Operator an seinen Geräten
Stets wachsam: der Operator | Bild: NDR

Die Propeller der Dornier 228 dröhnen, dann hebt die Maschine ab, geht in eine leichte Rechtskurve und nimmt Kurs auf die ostfriesische Küste. Für den frühen Nachmittag sind Gewitter angesagt. Doch die hochempfindlichen Sensoren des Flugzeugs lassen sich auch durch schlechtes Wetter nicht irritieren. Es ist die tägliche Jagd auf Öl-Sünder in Nord- und Ostsee, zu der die Überwachungsflieger des deutschen Havariekommandos in Cuxhaven aufgebrochen sind.

Zigarre mit Weitblick

Flugzeug mit Radar
Mittels Radar wird das Meer überwacht | Bild: NDR

Ihr wichtigstes Instrument sieht aus wie eine drei Meter lange, schwarze Zigarre, heißt Seitensichtradar und ist unter dem Rumpf des Flugzeuges montiert. Damit lässt sich die Wasseroberfläche in einem 80 Kilometer breiten Korridor entlang der Flugroute abtasten. Treibt irgendwo Öl, ist die Oberfläche dort glatter als in der Umgebung. Das Seitensichtradar zeigt solche Bereiche als schwarze Flecken an.

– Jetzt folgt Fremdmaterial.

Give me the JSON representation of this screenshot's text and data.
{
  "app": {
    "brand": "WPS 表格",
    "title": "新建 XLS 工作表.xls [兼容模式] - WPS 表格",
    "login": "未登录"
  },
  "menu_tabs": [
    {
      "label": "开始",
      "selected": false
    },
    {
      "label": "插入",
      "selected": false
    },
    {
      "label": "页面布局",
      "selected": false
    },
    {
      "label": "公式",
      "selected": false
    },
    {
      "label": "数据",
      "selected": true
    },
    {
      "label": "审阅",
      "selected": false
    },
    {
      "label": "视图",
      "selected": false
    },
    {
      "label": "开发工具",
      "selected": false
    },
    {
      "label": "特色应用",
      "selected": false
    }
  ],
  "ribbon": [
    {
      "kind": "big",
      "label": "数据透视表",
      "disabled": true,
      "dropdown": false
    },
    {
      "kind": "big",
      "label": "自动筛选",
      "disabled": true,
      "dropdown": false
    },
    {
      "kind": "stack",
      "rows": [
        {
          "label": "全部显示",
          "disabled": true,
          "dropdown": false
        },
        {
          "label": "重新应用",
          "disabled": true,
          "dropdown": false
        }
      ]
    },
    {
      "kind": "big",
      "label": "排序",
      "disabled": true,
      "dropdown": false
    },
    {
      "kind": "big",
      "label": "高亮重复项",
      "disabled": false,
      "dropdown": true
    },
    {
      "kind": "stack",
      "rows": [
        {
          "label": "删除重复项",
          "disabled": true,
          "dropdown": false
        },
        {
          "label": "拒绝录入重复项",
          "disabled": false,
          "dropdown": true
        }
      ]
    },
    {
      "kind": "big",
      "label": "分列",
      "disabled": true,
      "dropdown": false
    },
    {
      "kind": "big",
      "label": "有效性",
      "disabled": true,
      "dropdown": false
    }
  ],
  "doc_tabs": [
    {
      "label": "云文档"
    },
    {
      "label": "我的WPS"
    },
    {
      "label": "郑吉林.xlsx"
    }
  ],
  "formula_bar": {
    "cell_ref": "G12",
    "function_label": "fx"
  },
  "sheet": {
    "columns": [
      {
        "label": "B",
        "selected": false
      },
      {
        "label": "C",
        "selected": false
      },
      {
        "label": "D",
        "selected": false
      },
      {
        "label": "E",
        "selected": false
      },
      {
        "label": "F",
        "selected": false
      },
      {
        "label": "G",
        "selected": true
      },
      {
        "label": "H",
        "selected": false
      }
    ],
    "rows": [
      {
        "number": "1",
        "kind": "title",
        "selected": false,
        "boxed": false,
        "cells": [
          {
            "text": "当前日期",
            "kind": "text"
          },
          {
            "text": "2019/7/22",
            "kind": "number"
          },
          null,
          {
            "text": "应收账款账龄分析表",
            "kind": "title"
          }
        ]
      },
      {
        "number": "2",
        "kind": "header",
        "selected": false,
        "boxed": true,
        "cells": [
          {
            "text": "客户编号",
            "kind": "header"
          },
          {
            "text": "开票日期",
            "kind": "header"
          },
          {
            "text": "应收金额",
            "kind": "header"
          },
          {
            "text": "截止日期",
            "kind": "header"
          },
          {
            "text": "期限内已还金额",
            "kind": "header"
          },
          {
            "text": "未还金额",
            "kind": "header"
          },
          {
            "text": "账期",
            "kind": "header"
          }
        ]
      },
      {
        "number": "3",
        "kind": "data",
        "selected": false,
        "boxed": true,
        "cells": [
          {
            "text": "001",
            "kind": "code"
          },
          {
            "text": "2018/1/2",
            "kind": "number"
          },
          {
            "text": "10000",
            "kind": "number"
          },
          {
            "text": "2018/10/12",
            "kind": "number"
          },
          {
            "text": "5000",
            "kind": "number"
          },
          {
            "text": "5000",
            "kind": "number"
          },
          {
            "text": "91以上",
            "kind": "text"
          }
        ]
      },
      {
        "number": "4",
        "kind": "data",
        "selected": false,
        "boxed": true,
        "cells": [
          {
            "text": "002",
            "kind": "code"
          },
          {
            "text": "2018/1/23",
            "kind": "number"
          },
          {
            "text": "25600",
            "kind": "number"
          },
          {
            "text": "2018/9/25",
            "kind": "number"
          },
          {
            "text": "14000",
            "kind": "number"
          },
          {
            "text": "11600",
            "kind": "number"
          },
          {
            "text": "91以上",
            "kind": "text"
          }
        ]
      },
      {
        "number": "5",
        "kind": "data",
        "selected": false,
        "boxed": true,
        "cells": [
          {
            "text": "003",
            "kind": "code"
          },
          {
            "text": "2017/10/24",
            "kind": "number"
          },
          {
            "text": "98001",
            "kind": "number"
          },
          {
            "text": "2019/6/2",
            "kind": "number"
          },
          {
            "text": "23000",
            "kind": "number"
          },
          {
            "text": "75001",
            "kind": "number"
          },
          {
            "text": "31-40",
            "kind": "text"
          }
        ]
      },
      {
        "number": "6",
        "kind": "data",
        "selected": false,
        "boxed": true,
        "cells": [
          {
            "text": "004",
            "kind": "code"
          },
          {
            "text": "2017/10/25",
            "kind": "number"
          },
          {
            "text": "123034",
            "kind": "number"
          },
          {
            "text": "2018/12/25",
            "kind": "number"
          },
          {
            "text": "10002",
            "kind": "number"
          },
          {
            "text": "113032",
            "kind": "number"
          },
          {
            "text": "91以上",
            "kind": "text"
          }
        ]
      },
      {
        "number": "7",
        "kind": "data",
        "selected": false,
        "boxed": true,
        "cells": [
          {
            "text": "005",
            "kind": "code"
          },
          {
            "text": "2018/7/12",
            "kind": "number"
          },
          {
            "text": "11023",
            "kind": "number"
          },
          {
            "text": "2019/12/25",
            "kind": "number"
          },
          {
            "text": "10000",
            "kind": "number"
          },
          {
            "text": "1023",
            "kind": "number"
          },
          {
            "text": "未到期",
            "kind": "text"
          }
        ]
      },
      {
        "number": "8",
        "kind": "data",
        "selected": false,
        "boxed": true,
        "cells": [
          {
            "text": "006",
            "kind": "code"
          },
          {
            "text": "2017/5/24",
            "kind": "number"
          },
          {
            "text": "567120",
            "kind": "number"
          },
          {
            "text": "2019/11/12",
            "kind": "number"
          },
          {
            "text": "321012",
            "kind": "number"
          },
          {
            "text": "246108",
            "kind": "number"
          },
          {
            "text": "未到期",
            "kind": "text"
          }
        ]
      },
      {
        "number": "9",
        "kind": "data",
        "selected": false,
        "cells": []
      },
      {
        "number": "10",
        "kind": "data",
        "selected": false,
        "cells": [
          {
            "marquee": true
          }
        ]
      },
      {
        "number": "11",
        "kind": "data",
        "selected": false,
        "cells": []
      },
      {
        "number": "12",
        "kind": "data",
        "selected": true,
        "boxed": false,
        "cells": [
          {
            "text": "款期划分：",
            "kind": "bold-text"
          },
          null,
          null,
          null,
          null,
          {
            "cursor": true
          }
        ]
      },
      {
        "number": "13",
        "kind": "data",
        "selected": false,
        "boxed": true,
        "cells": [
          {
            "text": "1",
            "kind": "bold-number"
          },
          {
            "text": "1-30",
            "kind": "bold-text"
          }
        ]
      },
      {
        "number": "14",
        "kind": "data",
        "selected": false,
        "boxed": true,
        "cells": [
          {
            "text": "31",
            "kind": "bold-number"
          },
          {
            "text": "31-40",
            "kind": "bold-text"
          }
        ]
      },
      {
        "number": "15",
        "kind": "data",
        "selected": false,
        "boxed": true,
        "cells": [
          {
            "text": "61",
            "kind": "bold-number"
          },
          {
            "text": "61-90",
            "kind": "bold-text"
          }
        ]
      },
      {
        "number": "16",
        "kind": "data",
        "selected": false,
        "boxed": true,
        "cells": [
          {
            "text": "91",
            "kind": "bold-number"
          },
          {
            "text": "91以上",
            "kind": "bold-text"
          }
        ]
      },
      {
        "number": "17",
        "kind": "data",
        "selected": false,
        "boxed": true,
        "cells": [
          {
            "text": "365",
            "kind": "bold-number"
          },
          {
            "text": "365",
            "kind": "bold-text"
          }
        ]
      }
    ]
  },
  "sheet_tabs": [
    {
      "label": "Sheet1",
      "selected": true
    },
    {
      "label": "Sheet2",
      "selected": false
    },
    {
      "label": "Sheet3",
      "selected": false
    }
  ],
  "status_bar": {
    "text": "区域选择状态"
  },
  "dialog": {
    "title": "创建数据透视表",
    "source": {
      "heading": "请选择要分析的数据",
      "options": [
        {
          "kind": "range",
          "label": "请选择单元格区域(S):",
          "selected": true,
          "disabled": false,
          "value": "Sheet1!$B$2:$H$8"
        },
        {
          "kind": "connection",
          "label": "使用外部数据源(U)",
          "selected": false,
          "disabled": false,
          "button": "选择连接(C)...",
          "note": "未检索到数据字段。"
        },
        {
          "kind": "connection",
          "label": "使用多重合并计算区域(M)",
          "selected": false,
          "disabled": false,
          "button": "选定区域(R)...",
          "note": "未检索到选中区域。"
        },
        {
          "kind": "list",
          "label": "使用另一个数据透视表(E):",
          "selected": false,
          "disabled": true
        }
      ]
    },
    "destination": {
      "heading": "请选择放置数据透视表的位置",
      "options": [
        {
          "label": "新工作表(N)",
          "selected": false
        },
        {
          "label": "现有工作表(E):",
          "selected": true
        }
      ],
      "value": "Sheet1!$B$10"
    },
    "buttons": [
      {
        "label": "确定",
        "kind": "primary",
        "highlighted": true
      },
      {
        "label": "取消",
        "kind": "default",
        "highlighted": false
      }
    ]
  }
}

Dirk Reichenbach vom Havariekommando Cuxhaven meint, "das kann Öl sein, das können aber auch Algen sein. Oder Strömungskanten oder Windfelder. Deshalb fliegen wir den Punkt an, gehen weiter runter und benutzen eine zweite Gruppe von Sensoren für den Nahbereich. Damit können wir dann genau sagen, handelt es sich um Öl, und wenn ja, wie viel ist es."

Schüsse aus der Laserkanone

Farbspektrum des Laserfluorosensors
Farbspektrum des Laserfluorosensors | Bild: NDR

Die Überwachungsflieger können auch feststellen, ob es sich um Rohöl oder "vergütetes" Öl handelt. Dazu schießen sie mit einem Laser auf den vermuteten Ölfleck. Die Energie des Strahls bringt Teilchen der im Wasser schwimmenden Substanz auf spezifische Weise zum Leuchten (Fluoreszenz). Anhand des Lichtspektrums erkennt eine hochempfindliche Kamera, welcher Stoff im Wasser schwimmt. Auch Verunreinigungen durch Chemikalien lassen sich so bestimmen.

Drei Gefahrenquellen

Mittelplate
Die Bohrinsel Mittelplate | Bild: NDR

Die Öl-Detektive haben es hauptsächlich mit drei Gefahrenquellen zu tun: Schiffsunfälle, bei denen Rohöl oder Treibstoff austritt, illegale Entsorgungen durch Kapitäne, die auf hoher See ihre Tanks waschen und Ölplattformen, die havarieren oder im Förderbetrieb Öl verlieren.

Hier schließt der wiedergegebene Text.